Donald Trump and I have talked at great length about things such as the proper role of the executive and fundamental principles such as the protection of life. The list of potential Supreme Court nominees he released after our first meeting was very encouraging.
But the House policy agenda has been the main focus of our dialogue. We’ve talked about the common ground this agenda can represent. We’ve discussed how the House can be a driver of policy ideas. We’ve talked about how important these reforms are to saving our country. And we’ve talked about how, by focusing on issues that unite Republicans, we can work together to heal the fissures developed through the primary.
For me, it’s a question of how to move ahead on the ideas that I—and my House colleagues—have invested so much in through the years. It’s not just a choice of two people, but of two visions for America. And House Republicans are helping shape that Republican vision by offering a bold policy agenda, by offering a better way ahead.
Donald Trump can help us make it a reality.

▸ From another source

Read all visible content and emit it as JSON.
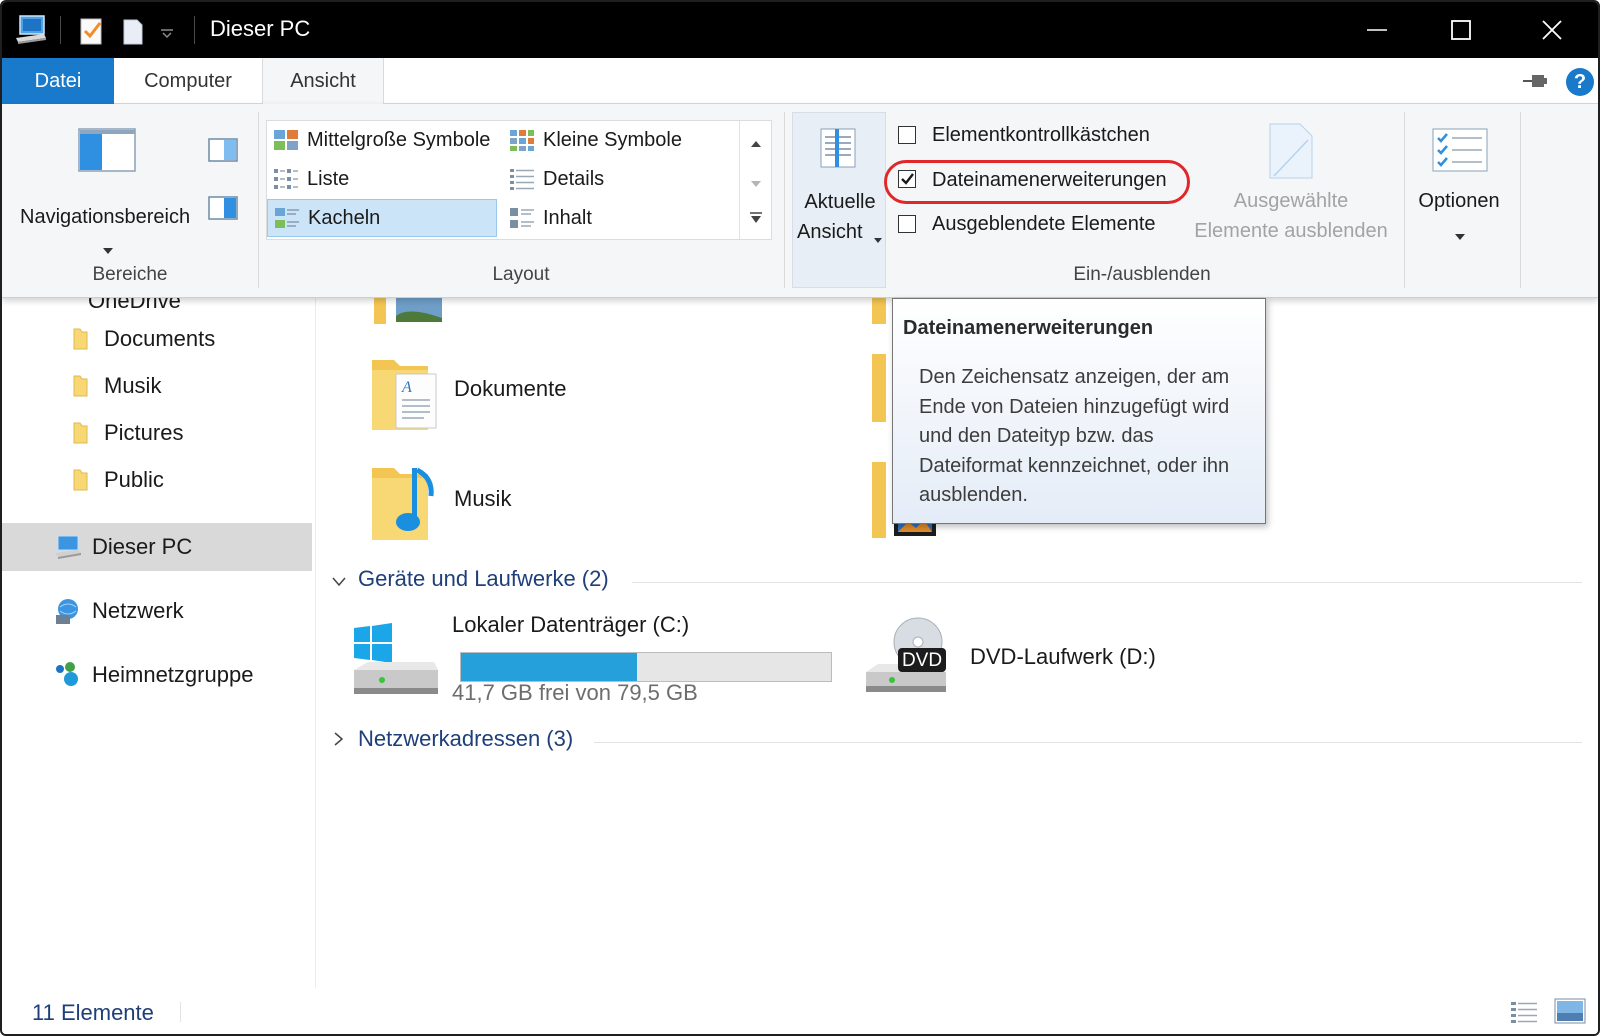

It’s a call for unity. With the House looking like it’s more and more in play for 2016, Ryan is probably thinking that the jig is up regarding trying to remain on the sidelines as the Republican Party coalesces around Trump. And with Trump as the nominee, there’s no point trying to look distant, especially when Ryan probably agrees with Trump on the vast majority of issues. The primary is over, we have a candidate (one that might not have been our first choice), and it’s time to defeat Hillary Clinton. Lastly, a Trump White House working with a Republican Congress (if it we can hold the line) is the better option than a new Clinton presidency. That’s not a debate. With the Democrats still fracturing over their divisive primary, there could be a window for the GOP to unite and paint Clinton as the untrustworthy and dishonest candidate that she is. That would be a huge advantage going into the general election phase of 2016, along with adding another item to Hillary’s checklist regarding uniting the Democratic Party, persuading young voters, especially young women, and trying to prove to voters she isn’t crooked; quite the task for an awful campaigner.